You can also compose and chain these reductions via the provided ReductionComposition class.

Examples

Reductions have a variety of use cases.

The most common one would be to reconcile the output of a function that returns a list, we need to flatten the list to make it appear that same as it would for a non-multiprocessing version of the function.

def my_list_function(l: List[int]) -> List[int]:
    return [i for i in l]

with MultiWorker(my_list_function, n_processes=16, reduction=flatten_reduction) as parallel_my_list_function:
    result = parallel_my_list_function([1, 2, 3]*100)

Other reductions also have important use cases, for example sum_reduction can be applied to a function that would typically sum all of its outputs.

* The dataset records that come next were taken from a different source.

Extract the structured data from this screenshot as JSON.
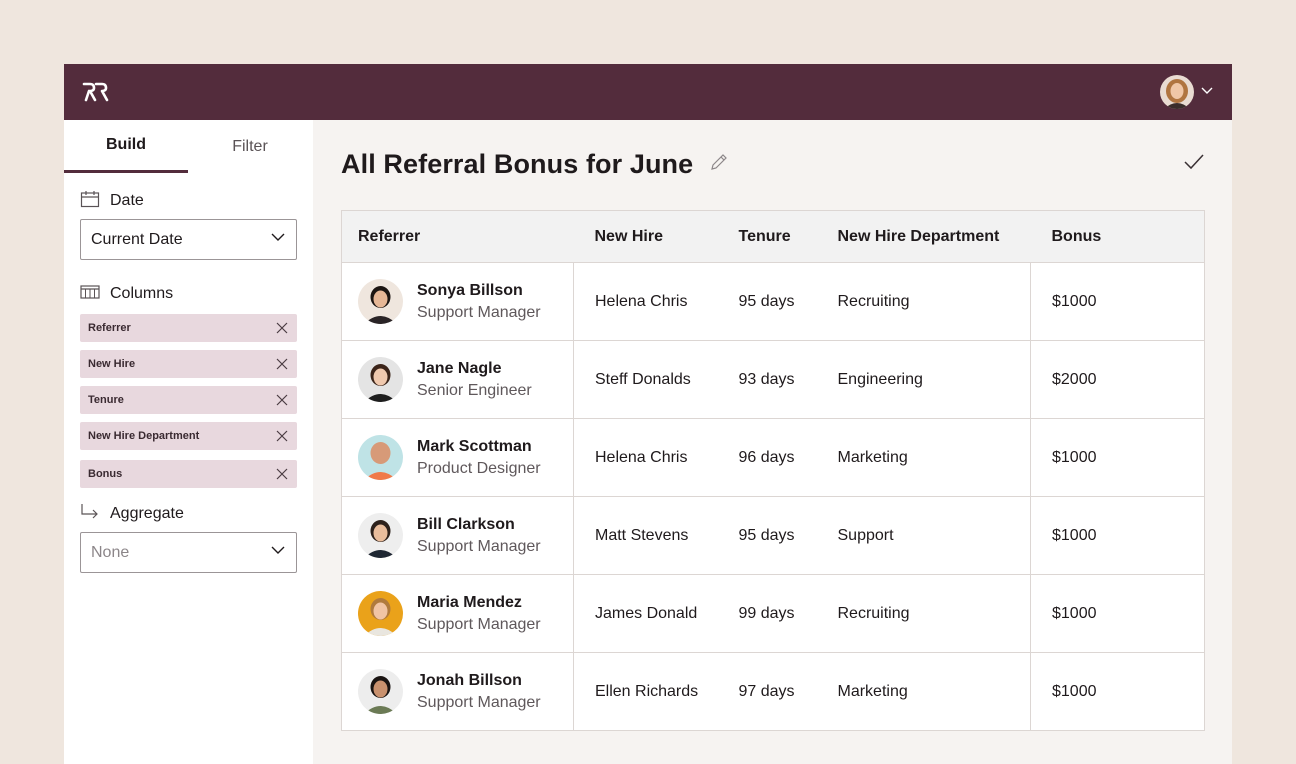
{
  "header": {
    "logo": "RR"
  },
  "sidebar": {
    "tabs": [
      "Build",
      "Filter"
    ],
    "date": {
      "label": "Date",
      "value": "Current Date"
    },
    "columns": {
      "label": "Columns",
      "chips": [
        "Referrer",
        "New Hire",
        "Tenure",
        "New Hire Department",
        "Bonus"
      ]
    },
    "aggregate": {
      "label": "Aggregate",
      "placeholder": "None"
    }
  },
  "main": {
    "title": "All Referral Bonus for June",
    "table": {
      "headers": [
        "Referrer",
        "New Hire",
        "Tenure",
        "New Hire Department",
        "Bonus"
      ],
      "rows": [
        {
          "name": "Sonya Billson",
          "role": "Support Manager",
          "new_hire": "Helena Chris",
          "tenure": "95 days",
          "department": "Recruiting",
          "bonus": "$1000",
          "avatar_bg": "#efe6de",
          "skin": "#e6b796",
          "hair": "#1c1512",
          "shirt": "#2a2426"
        },
        {
          "name": "Jane Nagle",
          "role": "Senior Engineer",
          "new_hire": "Steff Donalds",
          "tenure": "93 days",
          "department": "Engineering",
          "bonus": "$2000",
          "avatar_bg": "#e4e4e4",
          "skin": "#f0c9ae",
          "hair": "#3b2419",
          "shirt": "#1e1e1e"
        },
        {
          "name": "Mark Scottman",
          "role": "Product Designer",
          "new_hire": "Helena Chris",
          "tenure": "96 days",
          "department": "Marketing",
          "bonus": "$1000",
          "avatar_bg": "#bfe3e6",
          "skin": "#d79a78",
          "hair": "#d79a78",
          "shirt": "#f07a4a"
        },
        {
          "name": "Bill Clarkson",
          "role": "Support Manager",
          "new_hire": "Matt Stevens",
          "tenure": "95 days",
          "department": "Support",
          "bonus": "$1000",
          "avatar_bg": "#eeeeee",
          "skin": "#e9bd9c",
          "hair": "#2d211b",
          "shirt": "#1f2733"
        },
        {
          "name": "Maria Mendez",
          "role": "Support Manager",
          "new_hire": "James Donald",
          "tenure": "99 days",
          "department": "Recruiting",
          "bonus": "$1000",
          "avatar_bg": "#eaa21a",
          "skin": "#f1c4a4",
          "hair": "#b07a3d",
          "shirt": "#e9e6df"
        },
        {
          "name": "Jonah Billson",
          "role": "Support Manager",
          "new_hire": "Ellen Richards",
          "tenure": "97 days",
          "department": "Marketing",
          "bonus": "$1000",
          "avatar_bg": "#ededed",
          "skin": "#c9916e",
          "hair": "#1a1412",
          "shirt": "#6b7a55"
        }
      ]
    }
  },
  "colors": {
    "brand": "#532c3c",
    "chip": "#e8d8de",
    "background": "#efe6de"
  },
  "icons": [
    "logo-icon",
    "avatar",
    "chevron-down-icon",
    "calendar-icon",
    "columns-icon",
    "close-icon",
    "aggregate-arrow-icon",
    "pencil-icon",
    "check-icon"
  ]
}
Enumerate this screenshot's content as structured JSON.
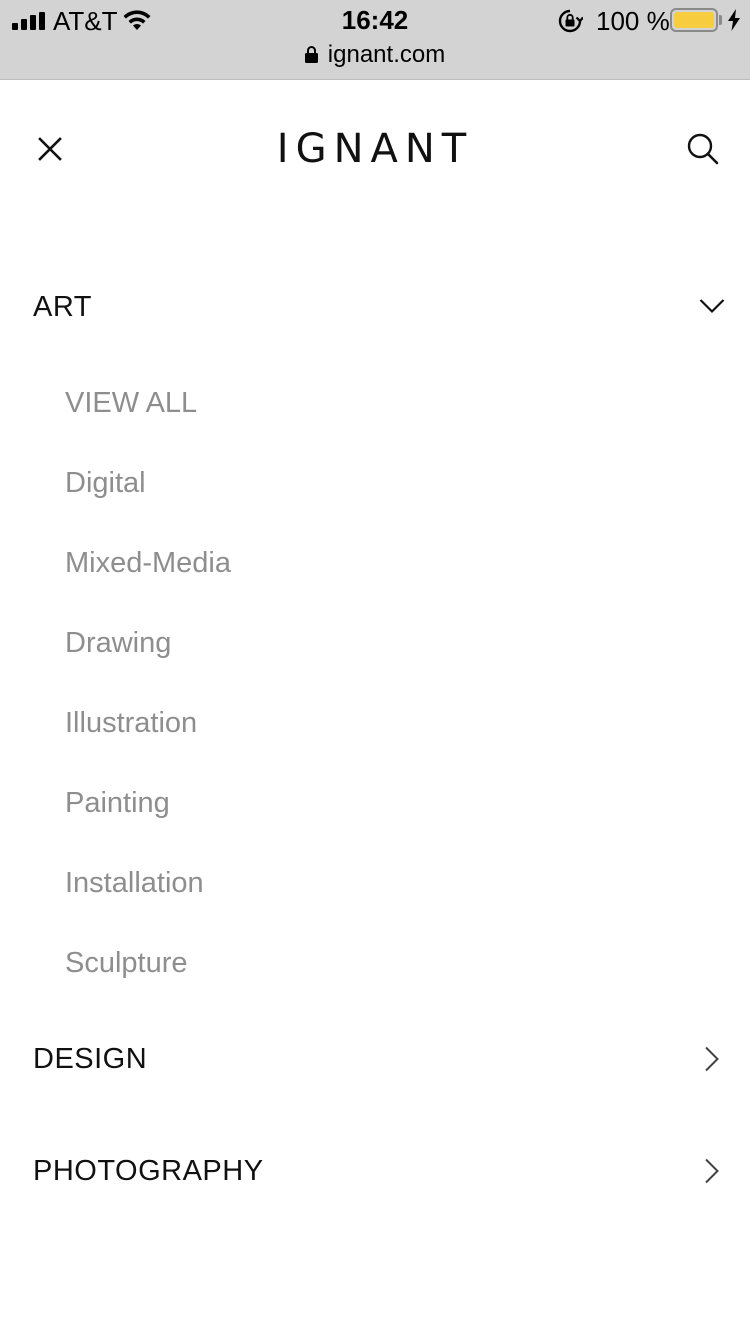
{
  "status_bar": {
    "carrier": "AT&T",
    "time": "16:42",
    "battery_percent": "100 %",
    "battery_level": 1.0,
    "battery_color": "#f7cd3f",
    "icons": [
      "signal-icon",
      "wifi-icon",
      "rotation-lock-icon",
      "battery-icon",
      "charging-icon"
    ]
  },
  "browser": {
    "url": "ignant.com",
    "secure_icon": "lock-icon"
  },
  "header": {
    "logo": "IGNANT",
    "close_icon": "close-icon",
    "search_icon": "search-icon"
  },
  "menu": {
    "sections": [
      {
        "label": "ART",
        "expanded": true,
        "icon": "chevron-down-icon",
        "items": [
          {
            "label": "VIEW ALL"
          },
          {
            "label": "Digital"
          },
          {
            "label": "Mixed-Media"
          },
          {
            "label": "Drawing"
          },
          {
            "label": "Illustration"
          },
          {
            "label": "Painting"
          },
          {
            "label": "Installation"
          },
          {
            "label": "Sculpture"
          }
        ]
      },
      {
        "label": "DESIGN",
        "expanded": false,
        "icon": "chevron-right-icon"
      },
      {
        "label": "PHOTOGRAPHY",
        "expanded": false,
        "icon": "chevron-right-icon"
      }
    ],
    "colors": {
      "section_text": "#111111",
      "subitem_text": "#8e8e8e"
    }
  }
}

def my_summing_function(l: List[int]) -> int:
    l = [i**0.5 for i in l]
    return sum(l)

with MultiWorker(my_summing_function, n_processes=16, reduction=sum_reduction) as parallel_my_summing_function:
    result = parallel_my_summing_function([4, 5, 6]*100)

Conclusion

Introspection is a powerful tool which has many real world use cases. In a language like Python it is easy to exploit these techniques in interesting ways to make highly flexible and reusable pieces of code. If you want to use workercontext yourself then feel free to fork the repo or install it via pip. The code is under an MIT licence.

pip install workercontext